NTFR 2024/2012 - Inkomensficties en forfaits in de IB, weg ermee?!

NTFR 2024/2012 - Inkomensficties en forfaits in de IB, weg ermee?!

mdJG
mr. dr. J. Ganzeveldzelfstandig gevestigd belastingadviseur en extern fiscaal wetenschappelijk adviseur van BDO
Bijgewerkt tot 17 december 2024

Niemand zal het zijn ontgaan dat de Hoge Raad dit jaar in de juni-arresten voor de tweede keer een box 3-stelsel (de forfaitaire spaarvariant) heeft afgeschoten, omdat dit in strijd is met het EVRM.1 Ook zal het geen enkele belastingadviseur zijn ontgaan dat de messen zijn geslepen om de zogenoemde villabelasting en de Wet excessief lenen onderuit te halen wegens strijd met het EVRM. En het einde is waarschijnlijk nog niet in zicht. De volgende op het lijstje zal het forfaitaire rendement voor buitenlandse laagbelaste beleggingslichamen (en de VBI) kunnen worden.

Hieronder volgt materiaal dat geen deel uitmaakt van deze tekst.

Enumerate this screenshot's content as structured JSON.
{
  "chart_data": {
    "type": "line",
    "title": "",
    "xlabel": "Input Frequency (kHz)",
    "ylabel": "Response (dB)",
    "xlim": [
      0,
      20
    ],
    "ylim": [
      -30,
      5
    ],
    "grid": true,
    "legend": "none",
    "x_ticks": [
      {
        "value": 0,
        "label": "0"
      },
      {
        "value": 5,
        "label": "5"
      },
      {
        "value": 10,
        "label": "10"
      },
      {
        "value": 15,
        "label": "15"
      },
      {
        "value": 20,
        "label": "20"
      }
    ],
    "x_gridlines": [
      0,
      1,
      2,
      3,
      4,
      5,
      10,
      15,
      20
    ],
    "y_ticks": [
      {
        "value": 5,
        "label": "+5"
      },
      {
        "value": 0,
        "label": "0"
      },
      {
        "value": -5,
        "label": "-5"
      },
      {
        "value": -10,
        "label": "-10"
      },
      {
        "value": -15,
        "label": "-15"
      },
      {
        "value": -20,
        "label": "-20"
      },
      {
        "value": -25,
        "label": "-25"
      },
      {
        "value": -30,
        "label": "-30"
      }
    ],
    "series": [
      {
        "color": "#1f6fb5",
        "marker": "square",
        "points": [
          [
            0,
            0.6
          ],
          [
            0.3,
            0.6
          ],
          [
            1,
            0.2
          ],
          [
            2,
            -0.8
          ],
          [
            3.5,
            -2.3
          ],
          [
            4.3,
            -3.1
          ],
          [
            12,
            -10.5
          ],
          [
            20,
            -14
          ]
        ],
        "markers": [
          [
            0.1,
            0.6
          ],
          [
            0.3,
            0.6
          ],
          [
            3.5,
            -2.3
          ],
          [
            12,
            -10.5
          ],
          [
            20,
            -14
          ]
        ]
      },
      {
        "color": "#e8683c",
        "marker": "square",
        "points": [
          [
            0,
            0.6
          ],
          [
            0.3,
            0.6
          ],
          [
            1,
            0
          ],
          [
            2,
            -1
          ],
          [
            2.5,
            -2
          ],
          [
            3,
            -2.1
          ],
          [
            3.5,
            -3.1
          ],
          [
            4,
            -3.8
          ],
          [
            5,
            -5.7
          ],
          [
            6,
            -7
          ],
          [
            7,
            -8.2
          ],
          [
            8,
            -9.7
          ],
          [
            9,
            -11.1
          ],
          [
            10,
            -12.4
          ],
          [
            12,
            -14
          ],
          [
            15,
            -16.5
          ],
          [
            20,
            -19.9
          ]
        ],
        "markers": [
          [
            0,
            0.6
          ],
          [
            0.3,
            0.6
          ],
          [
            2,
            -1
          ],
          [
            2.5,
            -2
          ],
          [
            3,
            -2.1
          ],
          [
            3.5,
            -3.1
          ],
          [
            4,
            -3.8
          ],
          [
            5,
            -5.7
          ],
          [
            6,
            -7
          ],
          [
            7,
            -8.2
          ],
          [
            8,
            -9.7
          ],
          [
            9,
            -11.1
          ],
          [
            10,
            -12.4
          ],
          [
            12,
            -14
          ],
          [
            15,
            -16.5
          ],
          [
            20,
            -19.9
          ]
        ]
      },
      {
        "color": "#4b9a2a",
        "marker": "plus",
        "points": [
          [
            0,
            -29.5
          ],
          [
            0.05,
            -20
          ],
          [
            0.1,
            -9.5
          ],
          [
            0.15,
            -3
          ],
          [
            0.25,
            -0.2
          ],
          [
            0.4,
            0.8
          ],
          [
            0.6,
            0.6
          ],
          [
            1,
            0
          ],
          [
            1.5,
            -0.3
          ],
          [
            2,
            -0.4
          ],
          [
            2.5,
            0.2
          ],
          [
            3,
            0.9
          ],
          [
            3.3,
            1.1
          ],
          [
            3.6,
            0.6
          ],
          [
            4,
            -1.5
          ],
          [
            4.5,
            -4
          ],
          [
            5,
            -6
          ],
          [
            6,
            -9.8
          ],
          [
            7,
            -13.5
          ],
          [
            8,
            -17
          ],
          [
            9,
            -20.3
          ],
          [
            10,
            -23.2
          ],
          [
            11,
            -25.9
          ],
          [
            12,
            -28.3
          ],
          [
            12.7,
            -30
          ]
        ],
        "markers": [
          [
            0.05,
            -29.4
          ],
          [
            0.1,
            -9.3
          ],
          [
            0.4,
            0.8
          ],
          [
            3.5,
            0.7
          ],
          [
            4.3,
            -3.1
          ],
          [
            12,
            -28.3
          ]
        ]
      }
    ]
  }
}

In deze Opinie ga ik in op (de historie van) de hiervoor gemelde forfaits en fictie en hun kwetsbaarheid in het licht van het EVRM, waarbij de meningen in de fiscale vakliteratuur hierover aan de orde komen. Zo spreekt Albert met betrekking tot de Wet excessief lenen van een storm in een glas water, omdat er volgens hem geen sprake is van strijd met het EVRM.2 Ik durf daar echter, gezien het hele box 3-drama, mijn kaarten niet meer op in te zetten. Ik eindig daarom mijn Opinie met een klemmende oproep aan de wetgever om in actie te komen.

De EVRM-toets

Voordat ik inga op de hiervoor gemelde forfaits en fictie geef ik eerst in een notendop een beschrijving van de EVRM-toetsen.

In art. 1 EP EVRM is vastgelegd dat iedereen recht heeft op ongestoord genot van zijn eigendom. In art. 14 EVRM is het discriminatieverbod neergelegd.

Belastingheffing maakt inbreuk op het eigendomsrecht. Dit is door het EHRM al diverse keren bepaald en ook door de Hoge Raad in het zogenoemde Kerstarrest inzake box 3.3 De vraag is evenwel of deze inbreuk gerechtvaardigd is.

De inbreuk is gerechtvaardigd als deze ‘lawful’ is, een ‘legitimate aim’ in het algemeen belang dient (waarbij de wetgever een ruime beoordelingsvrijheid heeft) en een ‘fair balance’ respecteert tussen de belangen van het individu en het doel in het algemeen belang (is de regeling proportioneel).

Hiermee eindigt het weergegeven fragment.